Monday, February 11, 2013

How much research?

This story touches on an issue that has been in the back of my mind for a while: how much of a university's resources, including faculty time, should be dedicated to research rather than teaching.  The value of having faculty engaged in research is often not obvious to students, and even some faculty would prefer to have their evaluation and rewards based solely on teaching.  As I see it, there are two purposes of academic research.  One is that good teaching depends on good thinking, and so teachers need to spend a lot of time and energy thinking about their field.  Research is the most active kind of engagement.  From an extensive study of university professors, Ken Bain finds that the best teachers are all active in their fields in some way.  This is probably obvious to any teacher/researcher.  The point of higher education is not to learn things from people who learned those things from other people for the purpose of teaching them.  The other benefit is that research is a kind of public good, with potentially widespread effects.  Every idea in every undergraduate textbook was once a piece of research that was known to and understood by very few, and these ideas have benefits far beyond the universities themselves.
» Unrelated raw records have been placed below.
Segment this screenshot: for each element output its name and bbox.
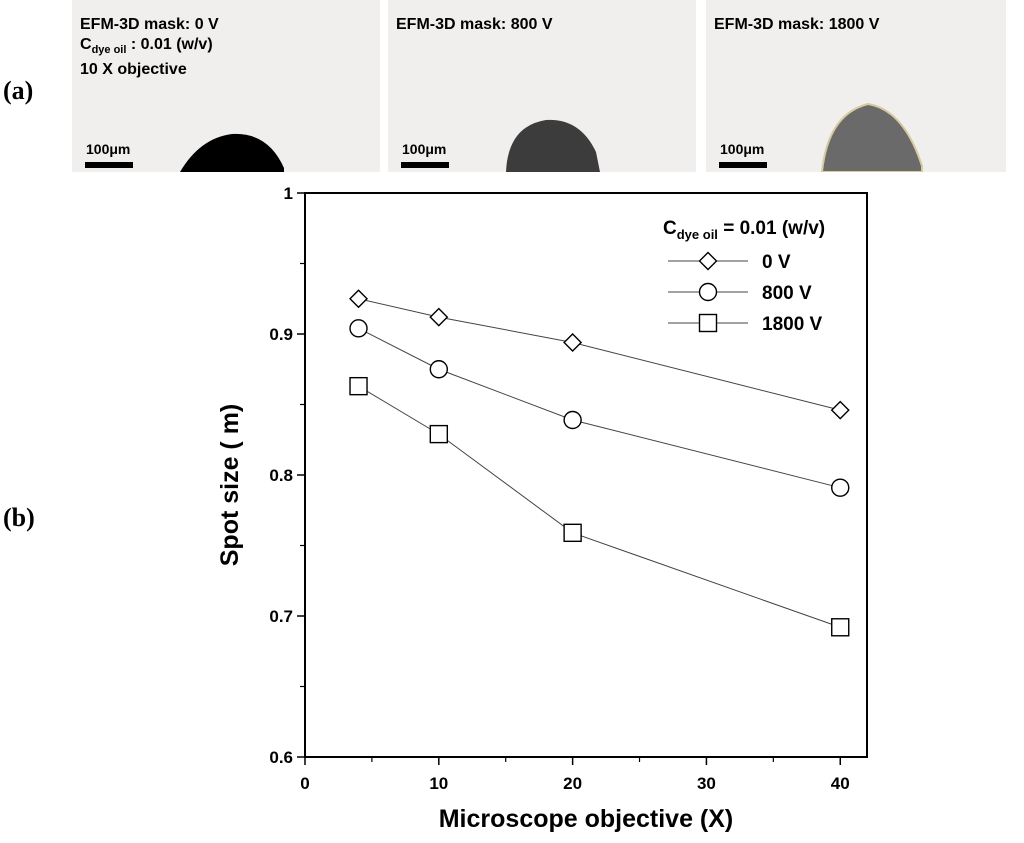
droplet-shape (820, 102, 923, 172)
legend-marker (698, 251, 718, 271)
panel-a-label: (a) (3, 76, 34, 105)
scale-bar (85, 162, 133, 168)
legend-label: 800 V (762, 283, 812, 304)
droplet-shape (180, 133, 284, 172)
droplet-photo-800v: EFM-3D mask: 800 V 100μm (388, 0, 696, 172)
panel-b-label: (b) (3, 503, 35, 532)
photo-caption-objective: 10 X objective (80, 61, 187, 79)
y-tick-label: 0.7 (269, 607, 293, 626)
x-axis-label: Microscope objective (X) (439, 805, 734, 833)
plot-frame (304, 192, 868, 758)
chart-legend: Cdye oil = 0.01 (w/v) 0 V 800 V 1800 V (663, 218, 825, 335)
scale-bar-label: 100μm (402, 141, 447, 157)
series-0v (349, 289, 850, 420)
droplet-photo-1800v: EFM-3D mask: 1800 V 100μm (706, 0, 1006, 172)
y-axis-label: Spot size ( m) (216, 404, 244, 567)
conc-symbol: C (80, 36, 92, 53)
data-point (563, 410, 582, 430)
data-point (429, 424, 449, 444)
y-tick-label: 1 (284, 184, 293, 203)
photo-caption-title: EFM-3D mask: 0 V (80, 16, 219, 33)
data-point (563, 523, 582, 543)
photo-caption-title: EFM-3D mask: 800 V (396, 16, 553, 33)
y-tick-label: 0.6 (269, 748, 293, 767)
y-tick-label: 0.9 (269, 325, 293, 344)
x-tick-label: 10 (429, 774, 448, 793)
conc-subscript: dye oil (91, 44, 127, 57)
legend-marker (698, 282, 718, 302)
chart-axes: 0 10 20 30 40 0.6 0.7 0.8 0.9 1 Microscope objecti… (216, 184, 868, 833)
data-point (429, 307, 449, 327)
series-line (358, 327, 841, 489)
legend-label: 0 V (762, 252, 791, 273)
scale-bar (719, 162, 767, 168)
y-tick-label: 0.8 (269, 466, 293, 485)
droplet-shape (506, 119, 600, 172)
data-point (831, 478, 850, 497)
data-point (429, 360, 449, 379)
series-800v (349, 319, 850, 497)
photo-caption-0v: EFM-3D mask: 0 V Cdye oil : 0.01 (w/v) 1… (80, 15, 219, 80)
data-point (349, 289, 369, 309)
x-tick-label: 0 (300, 774, 309, 793)
data-point (830, 400, 850, 420)
photo-caption-concentration: Cdye oil : 0.01 (w/v) (80, 35, 219, 60)
photo-caption-title: EFM-3D mask: 1800 V (714, 16, 880, 33)
data-point (563, 332, 583, 352)
series-line (358, 298, 841, 411)
conc-value: : 0.01 (w/v) (126, 36, 213, 53)
x-tick-label: 30 (697, 774, 716, 793)
legend-label: 1800 V (762, 314, 823, 335)
chart-series (349, 289, 850, 637)
legend-title: Cdye oil = 0.01 (w/v) (663, 218, 825, 242)
data-point (349, 376, 368, 396)
scale-bar-label: 100μm (86, 141, 131, 157)
photo-caption-1800v: EFM-3D mask: 1800 V (714, 15, 879, 35)
x-tick-label: 20 (563, 774, 582, 793)
scale-bar (401, 162, 449, 168)
legend-marker (698, 313, 718, 333)
series-1800v (349, 376, 850, 637)
droplet-photo-0v: EFM-3D mask: 0 V Cdye oil : 0.01 (w/v) 1… (72, 0, 380, 172)
scale-bar-label: 100μm (720, 141, 765, 157)
data-point (349, 319, 368, 338)
series-line (358, 385, 841, 628)
x-tick-label: 40 (831, 774, 850, 793)
photo-caption-800v: EFM-3D mask: 800 V (396, 15, 553, 35)
data-point (831, 618, 850, 637)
I believe in the value of research in both senses, and I think that some colleges and universities do not support research enough; but I also suspect that research-oriented universities are too focused on research.  Although it would be extraordinarily difficult to measure, I would guess that the marginal benefit of research is fairly sharply declining, in both senses.  For the teaching part, doing lots of research rather than some research just isn't that beneficial.  (Frances Woolley says that research is a signal: i.e. that professors do research to demonstrate their intellectual quality.  I think this explanation is a little thin.  If you simply want to use research as this kind of measure, you don’t have to do lots and lots of it.  Quantity of output would be one dimension of the quality of a researcher, but it wouldn't be hard to focus on other measures that would minimize costs.)  It is more difficult to evaluate the question of what resources to devote to research for the sake of public knowledge.  The benefits of research are stochastic and may not become apparent until well after a project is completed.  Again, however, there has to be a declining marginal benefit: researchers will focus on their most promising projects first, and the projects that seem most promising ex ante will, on average, be the most fruitful ex post.  (There is also the question of whether tomorrow's knowledge is coming at a cost to today's students, and the more fundamental question of to what extent public universities are even intended to serve students' interests.)

Given the difficulty in assessing the benefits of research in any precise way, here is another way to consider the question.  Academic researchers (and administrators, most of whom are formerly active researchers) are influential in deciding how university resources are allocated.  Academics like doing research, and many of them only tolerate teaching as a necessary burden that comes with the research job.  Even those who don't actively dislike teaching would like to minimize their teaching loads.  If these same people have enough influence, there is no reason to think that resources are being allocated in a way that balances all the costs and benefits.  Personally, I think that a 2-2 course load is about right for an active researcher.  I think it would also be reasonable for universities to take a broad view of what kinds of intellectual activities are valuable for faculty members to engage in (like blogging!), although issues arise in evaluating anything other than traditional research.

What bothered me about the article was that some of the people quoted in it talk about university research as if it is a yes or no proposition--not acknowledging the difference between turning the University of Texas into a "downmarket trade school" and simply placing less emphasis on research--or talk about its benefits without consideration of the costs.